Die Erhaltung einer arbeitsfähigen, leistungsstarken und unabhängigen Justiz liegt im Interesse des gesamten Staatswesens. Deshalb liegt es auch im Interesse aller, die Justiz mit den personellen und sachlichen Mitteln auszustatten, die ihr auch weiterhin die Beachtung dieser Grundsätze ermöglicht.

Wir verkennen nicht, dass die angespannte Haushaltslage es schwer macht, die Justiz von Sparmaßnahmen auszunehmen, und wir erkennen in diesem Zusammenhang auch die Verdienste der Senatorin an, der Justiz nach Möglichkeit stets noch Schlimmeres zu "ersparen".

Es ist – und insofern komme ich zum Anfang meiner Ausführungen zurück – nicht zu verkennen, dass auch der Beruf des Richters und Staatsanwalts einem Wandel unterworfen ist. Wir sind, was den Strukturwandel in der Justiz anlangt, nicht reformunwillig, sondern offen für Gespräche über die Möglichkeiten solcher Veränderungen hinsichtlich der Arbeitsabläufe, soweit solche Veränderungen eben mit den zuvor geschilderten Anforderungen an innere und äußere Unabhängigkeit für die Arbeit der Richter und Staatsanwälte zu vereinbaren sind. An diesen Grundsätzen muss jede betriebswirtschaftliche Bewertung unserer Arbeit ihre Grenze finden.

Die der Justiz zugewiesenen Aufgaben ergeben sich aus dem gesetzlich festgelegten Auftrag: Richter und Staatsanwälte sind bei der Erfüllung dieser Aufgaben an Gesetz und Recht – und nichts anderes – gebunden. Dies bedeutet zugleich: Betriebswirtschaftliche Erkenntnisse – mögen diese zur Kostenkalkulation aus haushaltstechnischen Gründen wichtig und bedeutsam sein – können Richter und Staatsanwälte von diesem verfassungsrechtlich festgelegten Auftrag nicht entbinden und mithin auch nicht zum Bewertungsmaßstab ihrer Arbeit gemacht werden.

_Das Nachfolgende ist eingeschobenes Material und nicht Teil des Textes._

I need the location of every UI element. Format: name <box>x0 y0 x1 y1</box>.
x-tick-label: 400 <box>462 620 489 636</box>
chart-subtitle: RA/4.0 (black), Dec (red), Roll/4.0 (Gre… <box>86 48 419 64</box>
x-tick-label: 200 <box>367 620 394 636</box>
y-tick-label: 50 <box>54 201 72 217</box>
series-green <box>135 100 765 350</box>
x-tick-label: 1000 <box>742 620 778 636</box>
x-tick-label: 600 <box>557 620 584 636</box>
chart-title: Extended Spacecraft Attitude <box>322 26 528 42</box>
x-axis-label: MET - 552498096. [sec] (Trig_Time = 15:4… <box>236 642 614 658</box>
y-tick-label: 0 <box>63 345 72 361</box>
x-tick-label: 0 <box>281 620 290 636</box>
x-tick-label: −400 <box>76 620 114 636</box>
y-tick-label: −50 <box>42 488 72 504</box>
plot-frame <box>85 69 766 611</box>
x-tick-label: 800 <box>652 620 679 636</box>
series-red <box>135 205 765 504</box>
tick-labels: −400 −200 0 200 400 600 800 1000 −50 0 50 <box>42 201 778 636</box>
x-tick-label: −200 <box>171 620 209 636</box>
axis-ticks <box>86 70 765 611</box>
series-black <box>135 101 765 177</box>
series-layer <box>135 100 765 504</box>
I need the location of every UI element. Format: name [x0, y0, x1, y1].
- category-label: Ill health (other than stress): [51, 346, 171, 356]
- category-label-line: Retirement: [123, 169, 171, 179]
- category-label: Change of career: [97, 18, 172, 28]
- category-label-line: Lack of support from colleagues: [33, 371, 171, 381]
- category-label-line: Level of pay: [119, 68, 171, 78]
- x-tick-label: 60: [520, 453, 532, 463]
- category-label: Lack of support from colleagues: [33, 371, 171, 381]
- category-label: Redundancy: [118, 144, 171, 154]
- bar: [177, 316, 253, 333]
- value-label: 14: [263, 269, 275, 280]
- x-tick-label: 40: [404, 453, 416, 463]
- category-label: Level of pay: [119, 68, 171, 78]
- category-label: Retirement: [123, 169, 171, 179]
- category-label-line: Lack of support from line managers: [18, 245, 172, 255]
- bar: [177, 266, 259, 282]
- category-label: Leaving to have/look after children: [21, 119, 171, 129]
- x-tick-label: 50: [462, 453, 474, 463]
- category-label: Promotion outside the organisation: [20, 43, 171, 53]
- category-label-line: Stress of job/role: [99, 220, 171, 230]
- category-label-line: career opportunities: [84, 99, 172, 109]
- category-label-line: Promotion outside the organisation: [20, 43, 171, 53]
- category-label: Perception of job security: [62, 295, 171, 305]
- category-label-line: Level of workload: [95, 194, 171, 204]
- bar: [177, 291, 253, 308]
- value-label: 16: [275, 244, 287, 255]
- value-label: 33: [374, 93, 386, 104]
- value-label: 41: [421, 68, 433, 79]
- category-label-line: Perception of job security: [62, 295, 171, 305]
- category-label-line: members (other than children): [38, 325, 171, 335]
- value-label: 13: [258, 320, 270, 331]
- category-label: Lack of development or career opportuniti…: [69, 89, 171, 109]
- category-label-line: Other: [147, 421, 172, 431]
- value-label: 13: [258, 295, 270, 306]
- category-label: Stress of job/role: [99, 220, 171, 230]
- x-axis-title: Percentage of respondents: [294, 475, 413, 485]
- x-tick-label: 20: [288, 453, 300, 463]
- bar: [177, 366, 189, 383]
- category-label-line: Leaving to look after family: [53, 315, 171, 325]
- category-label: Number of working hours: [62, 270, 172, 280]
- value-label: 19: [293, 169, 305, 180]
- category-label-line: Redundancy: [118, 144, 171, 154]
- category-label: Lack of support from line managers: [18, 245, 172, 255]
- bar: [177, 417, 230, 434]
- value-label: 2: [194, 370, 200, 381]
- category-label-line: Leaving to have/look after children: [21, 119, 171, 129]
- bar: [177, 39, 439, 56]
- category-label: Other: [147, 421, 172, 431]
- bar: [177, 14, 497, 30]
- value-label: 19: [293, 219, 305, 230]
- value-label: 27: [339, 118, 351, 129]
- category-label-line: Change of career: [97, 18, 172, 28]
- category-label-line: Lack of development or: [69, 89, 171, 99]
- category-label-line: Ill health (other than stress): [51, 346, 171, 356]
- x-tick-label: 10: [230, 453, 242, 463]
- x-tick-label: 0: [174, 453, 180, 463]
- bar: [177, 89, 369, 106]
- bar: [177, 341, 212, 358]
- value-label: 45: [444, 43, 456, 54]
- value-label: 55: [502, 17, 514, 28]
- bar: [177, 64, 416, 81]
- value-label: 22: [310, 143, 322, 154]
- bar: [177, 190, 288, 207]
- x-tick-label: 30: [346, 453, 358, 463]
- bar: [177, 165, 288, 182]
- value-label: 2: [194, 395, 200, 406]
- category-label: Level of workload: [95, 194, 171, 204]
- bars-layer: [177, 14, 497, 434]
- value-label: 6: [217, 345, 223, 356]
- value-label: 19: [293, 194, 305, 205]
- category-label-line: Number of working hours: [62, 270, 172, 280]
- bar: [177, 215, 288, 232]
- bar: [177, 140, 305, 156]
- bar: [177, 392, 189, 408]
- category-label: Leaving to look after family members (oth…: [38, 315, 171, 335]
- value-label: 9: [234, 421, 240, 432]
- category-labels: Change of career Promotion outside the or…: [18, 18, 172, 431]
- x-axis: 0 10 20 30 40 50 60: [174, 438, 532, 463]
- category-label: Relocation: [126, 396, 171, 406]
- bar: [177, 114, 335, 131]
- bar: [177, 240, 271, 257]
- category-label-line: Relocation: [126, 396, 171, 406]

Wir wenden uns auch nicht aus Bequemlichkeit oder Starrsinn gegen gesetzliche Reformvorhaben, aber wir fordern eine rechtzeitige, umfassende Unterrichtung und die Möglichkeit zu offenem Diskurs über gesetzliche Neuerungen. Nur wenn die Belange der Justiz rechtzeitig mit in die Diskussion eingebracht werden können, erscheint uns die Gewähr für sachgerechte Veränderungen gegeben.

Es muss doch – so glaube ich immer, vielleicht etwas naiv – möglich sein, im offenen Gedankenaustausch die uns alle gemeinsam berührenden und zum Teil auch bedrückenden Probleme zum Wohle einer funktionsfähigen Justiz mit dem Ziele der Erhaltung einer qualifizierten und hochwertigen Rechtsprechung zu erörtern und auch konsensfähig zu lösen.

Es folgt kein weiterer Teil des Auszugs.